Sohbet edilemiyor kendisiyle çünkü kulağında kulaklık sürekli laptuşundan müzik dinliyor! 30 yaşlarında hayattıyla bir şeyler yapamamış insan tipi, çözümü ülkesinden çıkıp yeni bir yerlerde yeni bir şeylere başlamakta aramış ama kanımca çok başarılı değil, kendini soyutlamış diğer insanlardan, neyse bu kadar psikolojik analiz yeter kanımca

İlk gün Türk apaçisinden hallice biri geldi eve, kendisi buradaki organizasyon için gönüllü çalışan bir İtalyan genciymiş, geldi hemen oo 2 turca diye resmen üstümüze atlayacaktı, kendini facebooktan eklettikten sonra, akşam geri geleceğim dedi ve gitmeden de yanımızda türkçeye çevrilince şu anlamı verecek bişiler söyledi "olmmm 2 Türk kızı gelmiş akşama bişiler ayarlayın layn", (şunu belirtmem gerekirdi bunlar biraz abartı yorumlar sonradan bu italyan kardeşimizin sadece samimiyeti fazla sevmesinden kaynaklandığını ve kötü bir niyeti olmadığını anladım)
Akşam oldu bunlar cümbür cemaat geldiler yorgun olduğumuz için çıkmak istemedik biraz bozulsalarda bir şey demediler çıkıp gittiler.
İkinci gün oldu sabah bizi alıp Legambiente'nin koruduğu orman ve sahile gittik çöp topladık (max. 10 dk) sonra güneşlendik denize girdik (ve ben gene içimden organizasyonun olmadığı bir alanda(sivil toplum) nasıl olur da çalışmak isterim gibi iç konuşmalar yaptım, dünyanın haline küfrettim vs vs) Monster gene monsterlığını gösterdi kulağında kulaklık gitti saatlerce denizi seyretti, otobüse binme yolunda köpeklere (sanırım bu hayatta sevdiği az sayıda şeylerden biri) kötü davranan insanları nasıl öldürmek istediğinden bahsetti. Yalnız bu otobüse binme yolu gündüz vakti olmasına rağmen pek de tekin değildi, zira "prostitute" tabir ettiğimiz insanlar yol kenarlarında bekliyorlardı, güneş tepede olmasına rağmen!! Neyse başımıza bir şey gelmeden ulaştık otobüse ve döndük şehre bir daha da yürümedik o yoldan!
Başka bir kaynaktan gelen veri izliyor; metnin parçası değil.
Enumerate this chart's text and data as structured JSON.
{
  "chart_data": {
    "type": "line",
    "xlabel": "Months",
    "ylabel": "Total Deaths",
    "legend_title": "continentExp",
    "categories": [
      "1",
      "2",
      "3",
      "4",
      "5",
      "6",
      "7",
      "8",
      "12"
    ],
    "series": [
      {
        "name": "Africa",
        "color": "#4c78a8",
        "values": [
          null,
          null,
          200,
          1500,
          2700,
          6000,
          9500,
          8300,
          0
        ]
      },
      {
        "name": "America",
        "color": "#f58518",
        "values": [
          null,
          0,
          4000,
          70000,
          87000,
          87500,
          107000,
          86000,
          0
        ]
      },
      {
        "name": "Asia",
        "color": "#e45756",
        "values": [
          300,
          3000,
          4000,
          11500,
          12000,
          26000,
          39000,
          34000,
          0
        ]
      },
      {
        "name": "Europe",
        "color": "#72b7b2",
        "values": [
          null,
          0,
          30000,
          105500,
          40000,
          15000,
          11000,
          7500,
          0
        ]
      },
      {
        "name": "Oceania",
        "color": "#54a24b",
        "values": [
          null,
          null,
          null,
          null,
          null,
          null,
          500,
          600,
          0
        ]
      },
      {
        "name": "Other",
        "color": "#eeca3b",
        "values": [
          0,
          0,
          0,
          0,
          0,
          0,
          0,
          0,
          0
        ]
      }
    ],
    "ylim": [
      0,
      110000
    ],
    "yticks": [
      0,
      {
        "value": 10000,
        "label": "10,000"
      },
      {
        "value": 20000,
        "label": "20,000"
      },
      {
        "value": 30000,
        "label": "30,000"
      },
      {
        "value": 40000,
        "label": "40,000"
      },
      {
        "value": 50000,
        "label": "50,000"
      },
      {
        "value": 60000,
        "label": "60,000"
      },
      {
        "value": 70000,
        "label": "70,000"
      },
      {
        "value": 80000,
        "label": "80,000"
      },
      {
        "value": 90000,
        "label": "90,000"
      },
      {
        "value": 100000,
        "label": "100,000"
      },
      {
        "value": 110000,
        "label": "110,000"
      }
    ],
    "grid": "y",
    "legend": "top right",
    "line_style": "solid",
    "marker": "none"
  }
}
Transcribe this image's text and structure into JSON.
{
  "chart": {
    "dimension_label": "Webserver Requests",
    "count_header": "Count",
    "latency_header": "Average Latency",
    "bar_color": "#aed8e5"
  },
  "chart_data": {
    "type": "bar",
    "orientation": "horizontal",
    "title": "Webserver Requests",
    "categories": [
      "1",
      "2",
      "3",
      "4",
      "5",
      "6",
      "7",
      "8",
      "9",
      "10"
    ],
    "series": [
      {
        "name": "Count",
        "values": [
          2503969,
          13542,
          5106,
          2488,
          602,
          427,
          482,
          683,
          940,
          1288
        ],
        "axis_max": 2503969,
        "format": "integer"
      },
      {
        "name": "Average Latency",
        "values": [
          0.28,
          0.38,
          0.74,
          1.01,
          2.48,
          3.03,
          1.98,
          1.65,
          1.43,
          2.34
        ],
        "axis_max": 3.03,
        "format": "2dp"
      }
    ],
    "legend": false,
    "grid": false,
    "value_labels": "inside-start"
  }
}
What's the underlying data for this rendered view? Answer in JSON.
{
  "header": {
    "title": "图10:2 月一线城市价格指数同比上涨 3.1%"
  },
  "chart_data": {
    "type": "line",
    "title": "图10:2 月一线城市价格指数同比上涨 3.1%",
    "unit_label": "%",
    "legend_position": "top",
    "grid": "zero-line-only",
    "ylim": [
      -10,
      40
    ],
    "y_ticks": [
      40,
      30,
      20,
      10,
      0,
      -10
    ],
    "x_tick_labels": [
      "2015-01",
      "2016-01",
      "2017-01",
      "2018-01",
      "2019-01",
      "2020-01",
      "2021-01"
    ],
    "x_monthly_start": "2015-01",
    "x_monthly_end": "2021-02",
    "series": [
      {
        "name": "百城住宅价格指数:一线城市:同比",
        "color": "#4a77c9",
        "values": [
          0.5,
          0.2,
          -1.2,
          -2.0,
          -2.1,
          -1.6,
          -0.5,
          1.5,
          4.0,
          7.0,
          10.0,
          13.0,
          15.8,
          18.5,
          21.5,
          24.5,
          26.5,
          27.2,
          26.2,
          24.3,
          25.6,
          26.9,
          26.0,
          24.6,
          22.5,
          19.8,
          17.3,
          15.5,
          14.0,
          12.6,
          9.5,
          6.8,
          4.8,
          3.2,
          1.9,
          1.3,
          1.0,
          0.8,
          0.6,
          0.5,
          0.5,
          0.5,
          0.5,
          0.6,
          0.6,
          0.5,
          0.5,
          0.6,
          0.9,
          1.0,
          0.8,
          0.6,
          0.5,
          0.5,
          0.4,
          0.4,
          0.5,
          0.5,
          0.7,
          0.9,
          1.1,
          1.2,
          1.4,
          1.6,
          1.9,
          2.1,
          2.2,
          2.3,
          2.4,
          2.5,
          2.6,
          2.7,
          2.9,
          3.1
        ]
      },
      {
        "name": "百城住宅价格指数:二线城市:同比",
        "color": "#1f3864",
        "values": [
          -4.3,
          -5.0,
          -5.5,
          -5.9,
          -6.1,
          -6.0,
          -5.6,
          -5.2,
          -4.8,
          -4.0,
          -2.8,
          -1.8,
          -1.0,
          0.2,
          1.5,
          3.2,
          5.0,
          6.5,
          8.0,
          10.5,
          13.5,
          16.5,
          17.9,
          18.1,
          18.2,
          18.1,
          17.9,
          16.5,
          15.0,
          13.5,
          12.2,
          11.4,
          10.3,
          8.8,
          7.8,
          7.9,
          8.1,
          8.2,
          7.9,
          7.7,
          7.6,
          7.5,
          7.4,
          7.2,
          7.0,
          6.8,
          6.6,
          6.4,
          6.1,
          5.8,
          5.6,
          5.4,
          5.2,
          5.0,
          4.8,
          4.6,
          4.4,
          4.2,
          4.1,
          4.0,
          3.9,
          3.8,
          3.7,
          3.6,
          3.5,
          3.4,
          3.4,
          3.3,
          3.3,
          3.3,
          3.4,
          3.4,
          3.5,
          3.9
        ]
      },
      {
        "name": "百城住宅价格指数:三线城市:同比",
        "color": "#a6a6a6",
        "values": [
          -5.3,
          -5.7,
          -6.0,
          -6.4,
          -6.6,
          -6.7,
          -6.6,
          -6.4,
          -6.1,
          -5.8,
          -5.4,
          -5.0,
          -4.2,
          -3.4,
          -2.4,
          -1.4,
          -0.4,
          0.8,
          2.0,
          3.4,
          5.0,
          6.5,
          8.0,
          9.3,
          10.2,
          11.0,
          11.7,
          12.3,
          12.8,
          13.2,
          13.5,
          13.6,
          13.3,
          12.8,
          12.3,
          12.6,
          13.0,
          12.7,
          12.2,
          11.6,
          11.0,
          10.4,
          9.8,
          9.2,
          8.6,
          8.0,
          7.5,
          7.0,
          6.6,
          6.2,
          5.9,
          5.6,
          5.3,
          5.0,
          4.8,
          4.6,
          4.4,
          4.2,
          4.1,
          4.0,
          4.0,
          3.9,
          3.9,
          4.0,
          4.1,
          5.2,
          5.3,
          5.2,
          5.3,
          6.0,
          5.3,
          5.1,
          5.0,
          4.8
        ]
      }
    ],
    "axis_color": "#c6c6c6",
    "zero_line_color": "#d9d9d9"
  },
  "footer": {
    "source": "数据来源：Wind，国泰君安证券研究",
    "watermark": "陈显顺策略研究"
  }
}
Bu aktivite dışında bir gün köpek barınağına gidio köpek gezdirdik, itiraf etmeliyim ki Türkiye'deki barınaklara 5 basar! Annemin adında bir Rottweiler vardı ve acayip tembeldi, eğer bir kere yere yatarsa kalkmıyor ve insanların tekrar onu taşıması gerekiyor kafesine =)



Bu iki aktivite dışında Legambiente'ye ait olan bir bahçeCİK var, domates patlıcan yetiştirdikleri, yalnız bu vatandaşlar semizotu ve naneden bihaberler! Yolup getirdiğimizde bunlar ne, bizim orada mı yetişiyor yenir mi ki bunlar dediler! mis gibi sarımsaklı yoğurdumuzla afiyetle yedik semizotunu şaştı-kaldılar =) Adanalılığımda vermiş olduğu bir kudretle çapayı bir sallamışım, Serroşla 2 saatte adam ettik orayı ve çok da eğlendik toprakla uğraşmak cidden iyi geliyormuş insana..


* Bu birayı tavsiye ederim gittiğinizde>>>

 hem ucuz hem tadı efes'i andırıyor!